Eight Recommendations in Priority Order


FCV Strategy Series  ·  Paper 6 of 6  ·  MDB Reform Platform

Eight Recommendations in Priority Order

Institutional Reforms Required for the Refreshed FCV Strategy to Deliver at Scale

The following eight recommendations are offered in priority order. The first four address the most immediately actionable institutional reforms. The second four address structural architecture changes that require Board-level decisions. All are institutional, not strategic. They concern who is accountable, for what, measured how, with what consequence.

Group A — Immediately Actionable (FCV Strategy Launch / IDA21 Year 1)

1 Establish a delivery baseline with financial accountability IDA21 MTR (mid-FY28)

Formally acknowledge that 67.6% of committed funds in jobs-critical IDA Global Practices did not achieve Satisfactory outcomes (FY2015–2025). Set time-bound S+ improvement targets tracked through the IDA21 MTR, framed in both project-count and committed-dollar terms. Without a formal baseline acknowledgement, there is no starting point for accountability.

What it requires: Management statement at FCV Strategy launch quantifying the delivery gap. IDA21 MTR scorecard includes S+ rate by GP in IDA and FCS.

2 Reform the FCI/MSME model before scaling FCV Strategy Launch

Finance, Competitiveness and Innovation (FCI) — the GP responsible for the MSME agenda at the heart of the strategy — achieved 23.8% S+ in IDA and 18.8% S+ in IDA+FCS countries. Scaling FCI FCS targets should be conditional on explicit Quality at Entry improvement benchmarks and accountability mechanisms, not set parallel to them. A QAG-equivalent review of FCS Quality at Entry should be established before scaling targets are confirmed.

What it requires: FCI scaling targets conditional on measurable QaE improvement. Annual S+ reporting by GP in IDA and FCS contexts published alongside IDA21 portfolio reports.

3 Disclose IFC FCS baselines before setting scaling targets Immediate / Annual

IFC’s FCS investment outcome rate stood at 11% Satisfactory (CY2020–22). In the same cohort, IFC realised its anticipated additionality in only 33% of FCS investment projects. Publish annual IFC development outcome rates disaggregated by FCS country tier and instrument type. Make further FCS scaling conditional on measurable improvement from this baseline. The strategy should not proceed with scaling ambitions until the baseline is publicly established.

What it requires: Annual public disclosure of IFC development outcome rates by FCS tier, instrument, and industry group. Minimum two consecutive years of documented improvement before scaling targets are binding.
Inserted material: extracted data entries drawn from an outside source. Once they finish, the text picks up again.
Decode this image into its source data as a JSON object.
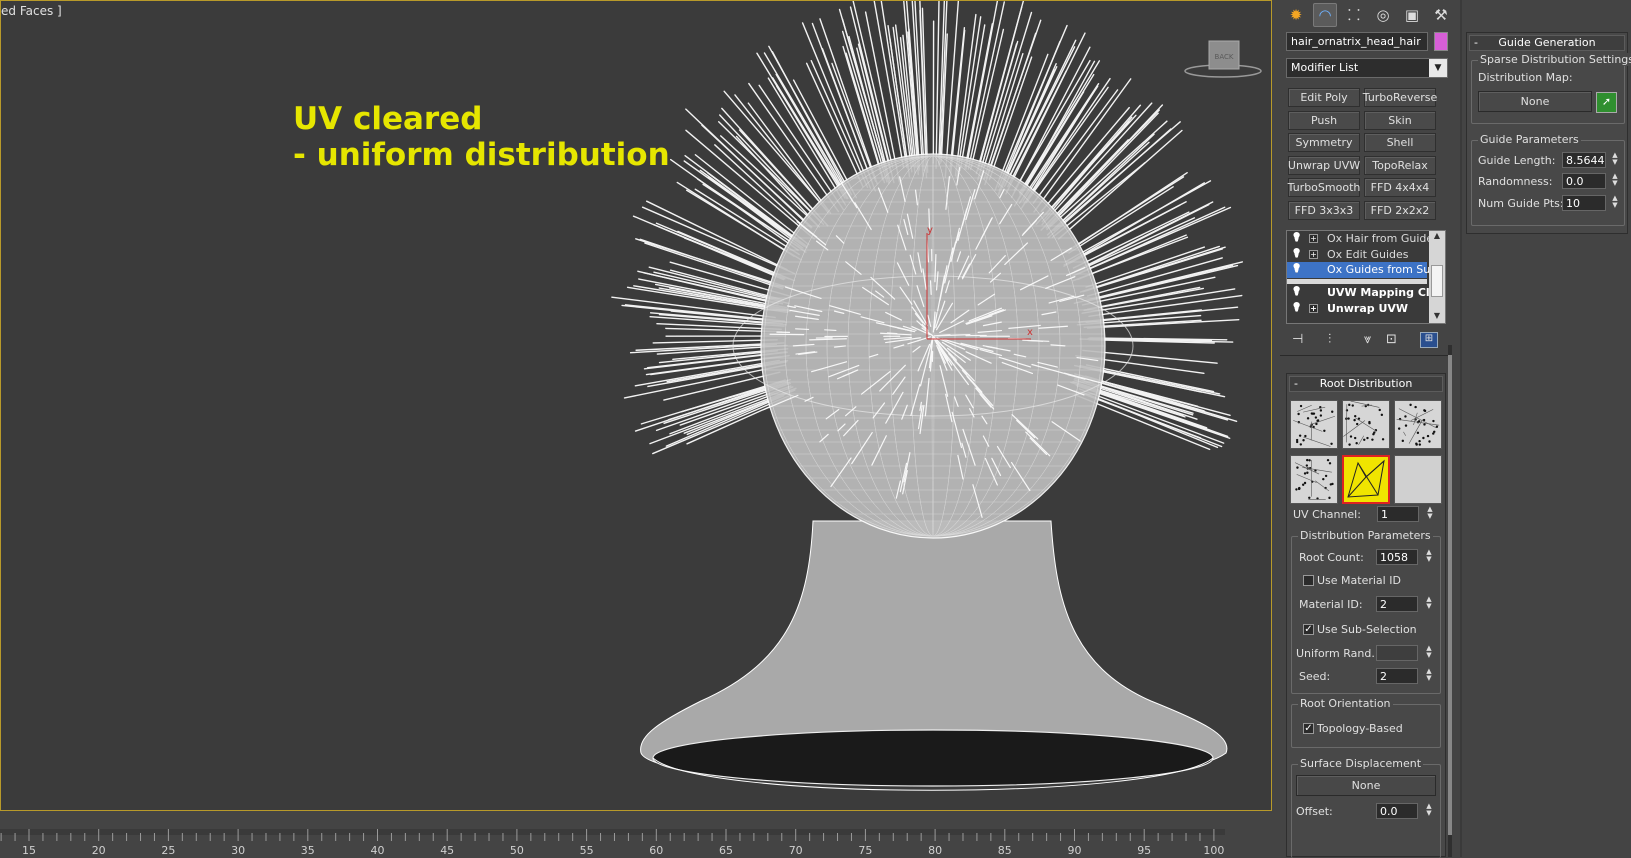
{
  "viewport": {
    "label": "ed Faces ]",
    "annotation_line1": "UV cleared",
    "annotation_line2": "- uniform distribution",
    "viewcube_label": "BACK",
    "axis_x": "x",
    "axis_y": "y"
  },
  "timeline": {
    "ticks": [
      "15",
      "20",
      "25",
      "30",
      "35",
      "40",
      "45",
      "50",
      "55",
      "60",
      "65",
      "70",
      "75",
      "80",
      "85",
      "90",
      "95",
      "100"
    ]
  },
  "command_panel": {
    "tabs": [
      {
        "name": "create-tab",
        "icon": "sun-icon",
        "glyph": "✹"
      },
      {
        "name": "modify-tab",
        "icon": "modify-arc-icon",
        "glyph": "◠"
      },
      {
        "name": "hierarchy-tab",
        "icon": "hierarchy-icon",
        "glyph": "⸬"
      },
      {
        "name": "motion-tab",
        "icon": "motion-icon",
        "glyph": "◎"
      },
      {
        "name": "display-tab",
        "icon": "display-monitor-icon",
        "glyph": "▣"
      },
      {
        "name": "utilities-tab",
        "icon": "hammer-icon",
        "glyph": "⚒"
      }
    ],
    "object_name": "hair_ornatrix_head_hair",
    "object_color": "#d75fd7",
    "modifier_list": "Modifier List",
    "modifier_buttons": [
      [
        "Edit Poly",
        "TurboReverse"
      ],
      [
        "Push",
        "Skin"
      ],
      [
        "Symmetry",
        "Shell"
      ],
      [
        "Unwrap UVW",
        "TopoRelax"
      ],
      [
        "TurboSmooth",
        "FFD 4x4x4"
      ],
      [
        "FFD 3x3x3",
        "FFD 2x2x2"
      ]
    ],
    "stack": [
      {
        "label": "Ox Hair from Guides",
        "expand": true,
        "selected": false,
        "bold": false
      },
      {
        "label": "Ox Edit Guides",
        "expand": true,
        "selected": false,
        "bold": false
      },
      {
        "label": "Ox Guides from Surf",
        "expand": false,
        "selected": true,
        "bold": false
      },
      {
        "label": "UVW Mapping Cle",
        "expand": false,
        "selected": false,
        "bold": true
      },
      {
        "label": "Unwrap UVW",
        "expand": true,
        "selected": false,
        "bold": true
      }
    ]
  },
  "root_distribution": {
    "title": "Root Distribution",
    "uv_channel_label": "UV Channel:",
    "uv_channel": "1",
    "dist_params_title": "Distribution Parameters",
    "root_count_label": "Root Count:",
    "root_count": "1058",
    "use_material_id_label": "Use Material ID",
    "use_material_id": false,
    "material_id_label": "Material ID:",
    "material_id": "2",
    "use_subselection_label": "Use Sub-Selection",
    "use_subselection": true,
    "uniform_rand_label": "Uniform Rand.:",
    "uniform_rand": "",
    "seed_label": "Seed:",
    "seed": "2",
    "root_orientation_title": "Root Orientation",
    "topology_based_label": "Topology-Based",
    "topology_based": true,
    "surface_displacement_title": "Surface Displacement",
    "surface_displacement_map": "None",
    "offset_label": "Offset:",
    "offset": "0.0"
  },
  "guide_generation": {
    "title": "Guide Generation",
    "sparse_title": "Sparse Distribution Settings",
    "distribution_map_label": "Distribution Map:",
    "distribution_map": "None",
    "guide_params_title": "Guide Parameters",
    "guide_length_label": "Guide Length:",
    "guide_length": "8.56445",
    "randomness_label": "Randomness:",
    "randomness": "0.0",
    "num_guide_pts_label": "Num Guide Pts:",
    "num_guide_pts": "10"
  }
}
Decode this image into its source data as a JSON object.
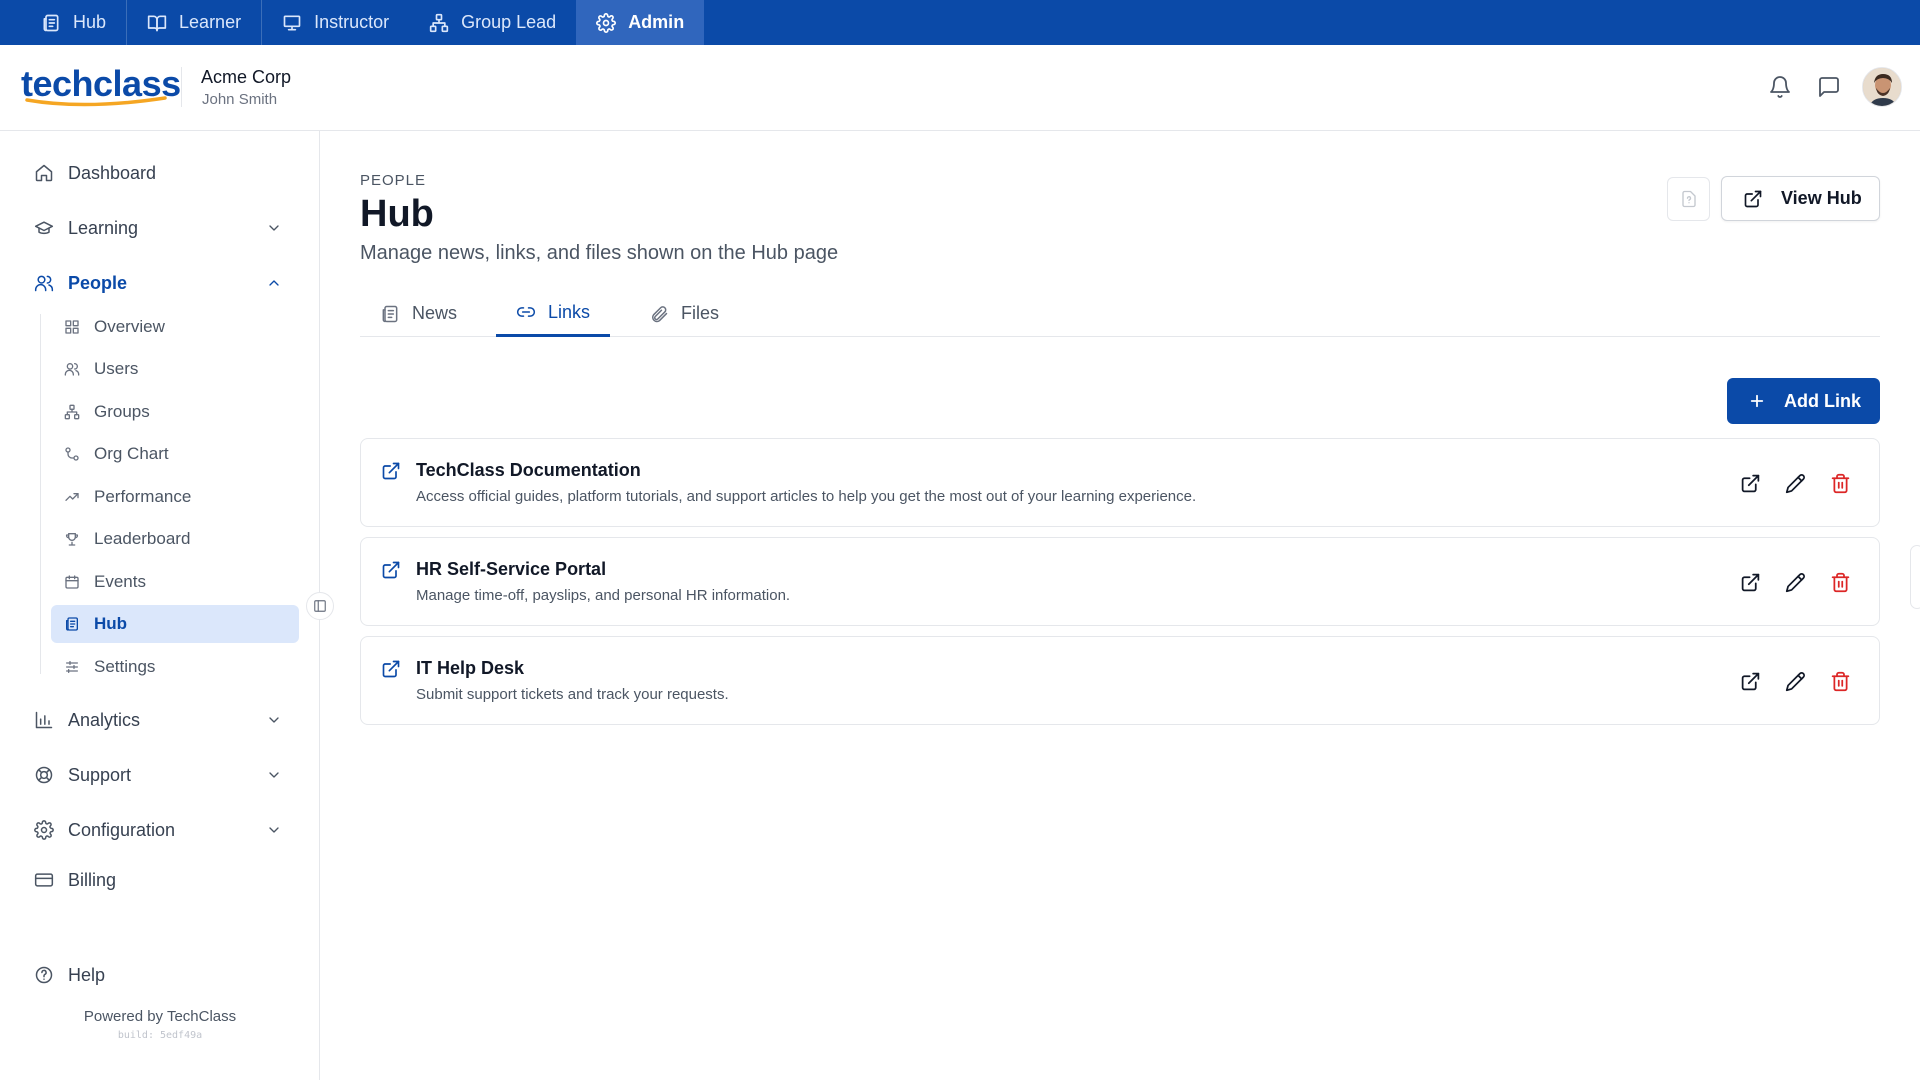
{
  "rolebar": {
    "roles": [
      {
        "label": "Hub",
        "icon": "newspaper-icon"
      },
      {
        "label": "Learner",
        "icon": "book-icon"
      },
      {
        "label": "Instructor",
        "icon": "presentation-icon"
      },
      {
        "label": "Group Lead",
        "icon": "org-icon"
      },
      {
        "label": "Admin",
        "icon": "gear-icon",
        "active": true
      }
    ]
  },
  "header": {
    "logo_text": "techclass",
    "org_name": "Acme Corp",
    "user_name": "John Smith"
  },
  "sidebar": {
    "dashboard": "Dashboard",
    "learning": "Learning",
    "people": "People",
    "people_items": [
      "Overview",
      "Users",
      "Groups",
      "Org Chart",
      "Performance",
      "Leaderboard",
      "Events",
      "Hub",
      "Settings"
    ],
    "active_item": "Hub",
    "analytics": "Analytics",
    "support": "Support",
    "configuration": "Configuration",
    "billing": "Billing",
    "help": "Help",
    "powered_by": "Powered by TechClass",
    "build": "build: 5edf49a"
  },
  "page": {
    "eyebrow": "PEOPLE",
    "title": "Hub",
    "description": "Manage news, links, and files shown on the Hub page",
    "view_hub_label": "View Hub"
  },
  "tabs": [
    {
      "label": "News",
      "icon": "newspaper-icon"
    },
    {
      "label": "Links",
      "icon": "link-icon",
      "active": true
    },
    {
      "label": "Files",
      "icon": "paperclip-icon"
    }
  ],
  "add_link_label": "Add Link",
  "links": [
    {
      "title": "TechClass Documentation",
      "description": "Access official guides, platform tutorials, and support articles to help you get the most out of your learning experience."
    },
    {
      "title": "HR Self-Service Portal",
      "description": "Manage time-off, payslips, and personal HR information."
    },
    {
      "title": "IT Help Desk",
      "description": "Submit support tickets and track your requests."
    }
  ],
  "colors": {
    "brand": "#0b4aa8",
    "brand_light": "#dbe7fb",
    "logo_accent": "#f5a623",
    "danger": "#dc2626"
  }
}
4 Require mandatory FCS additionality assessment for PSW IDA21 Year 1

Confirm that each billion deployed through the Private Sector Window is generating net increases in IFC FCS commitments, not substituting own-account activity. IDA18–20 evidence shows non-PSW IFC commitments in PSW-eligible countries fell in aggregate. IDA21’s reduced Board visibility through the wholesale governance model makes an independent additionality verification mechanism more, not less, important.

What it requires: Independent annual PSW additionality assessment published within 6 months of each fiscal year close. Covers: net IFC FCS commitment change, private capital mobilisation ratio, and non-financial additionality realised vs anticipated.

Group B — Structural Architecture (Board-Level Decisions)

5 Introduce FCS Operational Policy Commitments for IDA21 Board: FY26

IDA21 contains no specific Policy Commitment for Quality at Entry, disbursement rates, or project restructuring practice in FCS countries — the three operational dimensions where IEG evidence most clearly identifies failure. Add PCs on these three dimensions without waiting for the MTR. The evidence base already warrants them. The MTR is not scheduled until mid-FY28; two years of FCS project approvals will occur in the interim without the operational commitments the evidence requires.

What it requires: Board submission in FY26 adding three FCS operational PCs: (a) minimum Quality at Entry S+ rate for new FCS approvals; (b) disbursement rate floor for FCS operations by year 3; (c) mandatory restructuring review for FCS projects rated MU at mid-term.

6 Establish an FCS Results Gap Protocol IDA21 MTR

Define a formal governance process triggered when FCS Scorecard outcomes fall below agreed thresholds across two consecutive Annual Meeting cycles. Management brings a corrective action plan to the Board within 90 days. This converts the Scorecard from a visibility instrument to an accountability instrument. The current system — receiving IEG findings through the Results and Performance report without formal management accountability — must end.

What it requires: Board resolution establishing the protocol at IDA21 MTR. Define threshold triggers for each of the 22 FCS-disaggregated indicators. Management corrective action plan subject to Board review, not information only.

7 Systematise third-party implementation for RECA-eligible countries FCV Strategy Launch

Convert IDA21’s discretionary permission for third-party implementation in CPIA ≤2.5 RECA countries into a standard modality with provider accountability standards and transition pathways. Somalia’s model — delivering 67.8% S+ in an active conflict environment through third-party implementation — is the template. The Digital Transformation Compact proposed in the strategy provides a vehicle for operationalising this if implemented correctly.

What it requires: Operational Policy statement establishing third-party implementation as the default in RECA countries with CPIA ≤2.5. Provider accreditation framework and accountability standards. Explicit transition pathway to government systems as capacity develops.

8 Align Board governance with portfolio oversight Medium-term

Individual project approval by the resident Board co-opts governance into the approval culture. Having approved a project, the Board cannot scrutinise its failure without implicating its own prior endorsement. Move the Board toward portfolio-level oversight: sector performance reviews, GP outcome targets, management accountability for aggregate outcome rates. Delegate project approval for standard operations below SDR 200 million to the President. AIIB, NDB, and EIB all operate with non-resident Boards and delegated project approval without compromising governance. The reform is structural but achievable. The 2009 Zedillo Commission recommended it. The data since then has made the case stronger, not weaker.

What it requires: Board resolution delegating standard project approval to the President. Establishment of annual Presidential Portfolio Performance Review covering IEG-validated outcome rates by instrument, region, and GP. Management corrective action plan when rates fall below agreed thresholds.


The recommendations above are not novel in concept. The Wappenhans Report (1992) identified the approval culture. Raballand, Roundell and Mallberg (2015) documented the staff incentive problem. The Denizer-Kaufmann-Kraay finding (2013) established the 80/20 attribution of outcomes to Bank-level decisions. The Zedillo Commission (2009) named the Board governance problem. What is new is the financial scale of the gap: $70.0 billion of committed funds in IDA countries below the Satisfactory threshold across ten years of measurement. At that scale, institutional reform is not a management preference. It is a fiduciary obligation.